A conflict such as the U.S.-Israel-Iran war, which inflames millions of partisans, provides a ready-made audience for unscrupulous manipulators. Pro-Iran posters can churn out deepfakes of Tel Aviv being reduced to rubble or Netanyahu being bombed; pro-Israel posters can produce fraudulent images of Iran’s new supreme leader, Mojtaba Khamenei, maimed in a hospital bed. The more people get their news from social media rather than traditional media, the more people will be prone to believe such propaganda—not because it is convincing, but because they want it to be true. This impulse to inhabit a digital dream world, rather than face the broken one that actually exists, is the engine that keeps delusions like the “death of Netanyahu” running.
[Read: The internet is worse than a brainwashing machine]
After all, there are plenty of prosaic explanations for the various oddities raised by those pushing the nonsense that Netanyahu is dead. The Israeli leader’s facial coloring sometimes looks artificial because he famously wears heavy makeup in public appearances. The edges of Netanyahu’s hands in some of his man-on-the-street videos look blurred not because he is digitally rendered, but because the video is, resulting in an array of artifacts caused by compression and the iPhone’s autofocus and anti-aliasing features. Of the two Israeli flags behind Netanyahu during his press conferences, only one is visible from the diagonal side-shot on TV, not because the other has disappeared, but because that’s how camera angles and perspective work. Netanyahu’s son Yair did not go offline to sit shiva and mourn for his father; he recently flew to Hungary to address a conservative conference in support of Prime Minister Viktor Orbán’s reelection campaign.

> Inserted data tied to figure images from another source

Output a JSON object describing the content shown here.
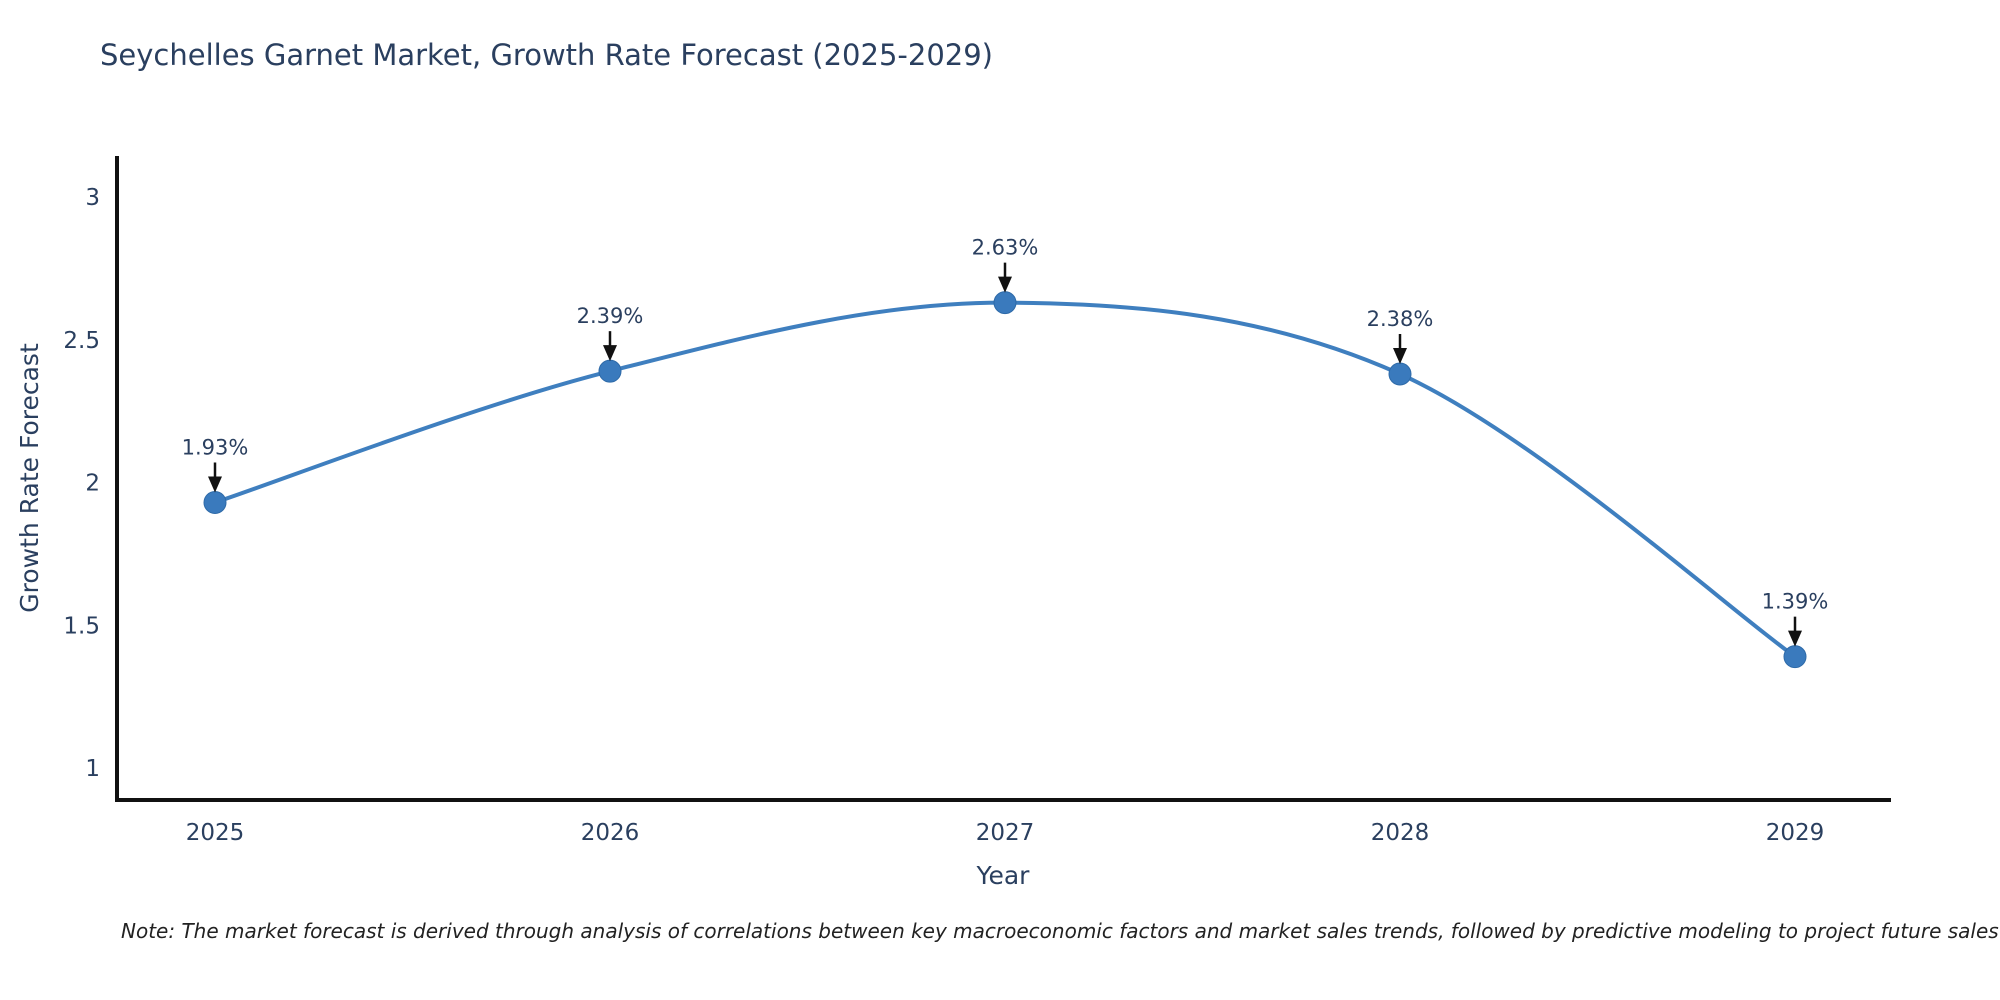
{
  "chart": {
    "title": "Seychelles Garnet Market, Growth Rate Forecast (2025-2029)"
  },
  "note": {
    "text": "Note: The market forecast is derived through analysis of correlations between key macroeconomic factors and market sales trends, followed by predictive modeling to project future sales"
  },
  "chart_data": {
    "type": "line",
    "title": "Seychelles Garnet Market, Growth Rate Forecast (2025-2029)",
    "categories": [
      "2025",
      "2026",
      "2027",
      "2028",
      "2029"
    ],
    "x": [
      2025,
      2026,
      2027,
      2028,
      2029
    ],
    "values": [
      1.93,
      2.39,
      2.63,
      2.38,
      1.39
    ],
    "point_labels": [
      "1.93%",
      "2.39%",
      "2.63%",
      "2.38%",
      "1.39%"
    ],
    "xlabel": "Year",
    "ylabel": "Growth Rate Forecast",
    "yticks": [
      3,
      2.5,
      2,
      1.5,
      1
    ],
    "ytick_labels": [
      "3",
      "2.5",
      "2",
      "1.5",
      "1"
    ],
    "ylim": [
      0.87,
      3.15
    ],
    "xlim": [
      2024.75,
      2029.25
    ],
    "line_shape": "spline",
    "grid": false,
    "legend": "none",
    "markers": true,
    "annotations": "value labels with down arrows above each point",
    "colors": {
      "line": "#3f7fbf",
      "marker": "#3a7abd",
      "marker_edge": "#2e6aa8",
      "text": "#2a3f5f",
      "axis": "#111111",
      "arrow": "#111111",
      "background": "#ffffff"
    }
  }
}
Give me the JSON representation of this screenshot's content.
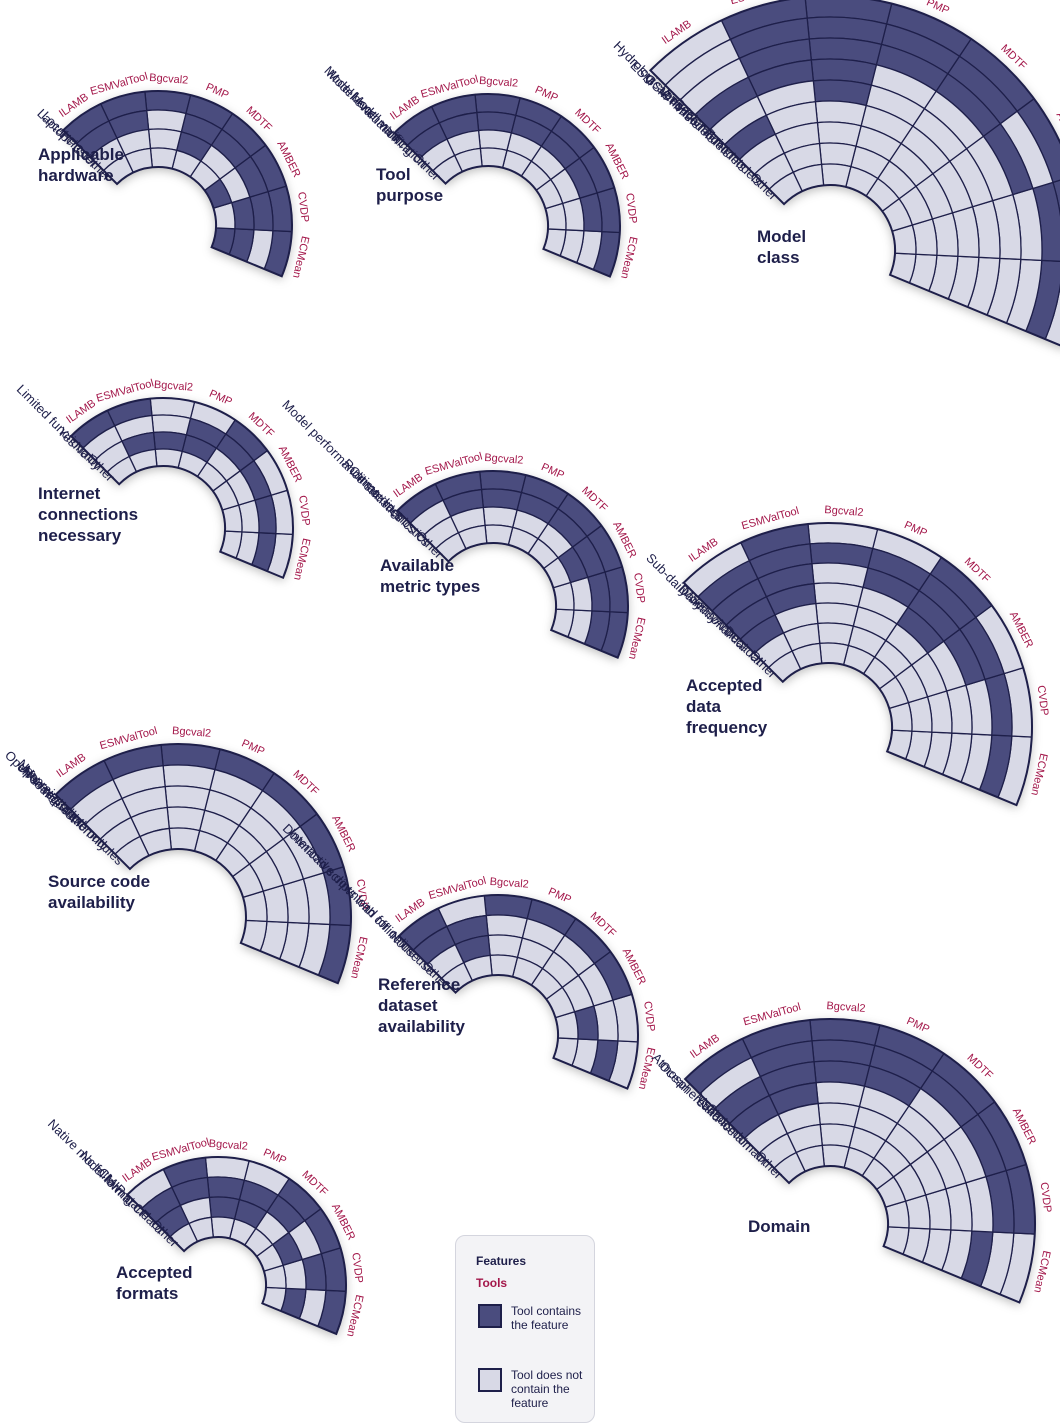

Netanyahu himself has appeared in public numerous times, conversing on video with everyday Israelis and international reporters—not just CNN’s Diamond, but Fox’s Trey Yingst and ABC’s Tom Burridge. Netanyahu even posted a video mocking his doubters alongside U.S. Ambassador to Israel Mike Huckabee. That all of these people are in on the same elaborate ruse would seem unlikely.
But reasoned refutations miss the point. Many people hate Netanyahu and wish he were dead. Monetized algorithmic social media allows mercenary opportunists to give these people what they want. The spread of this content enriches those peddling the falsehoods—who accrue followers and engagement dollars—but impoverishes the people they fool by making it harder for them to understand the world around them and act effectively to change it.
Intelligent political agency is impossible without a foundation of fact. Yet the rise of unrestrained AI, combined with the incentives and biases that drive social media, has served to supplant facts with consequential delusions, and helped mass-market them to the very people most inclined to believe them. Seen in this light, the embrace of Netanyahu’s mythical death isn’t a bizarre outlier, an eccentricity of the overly online; it is a preview of a new normal.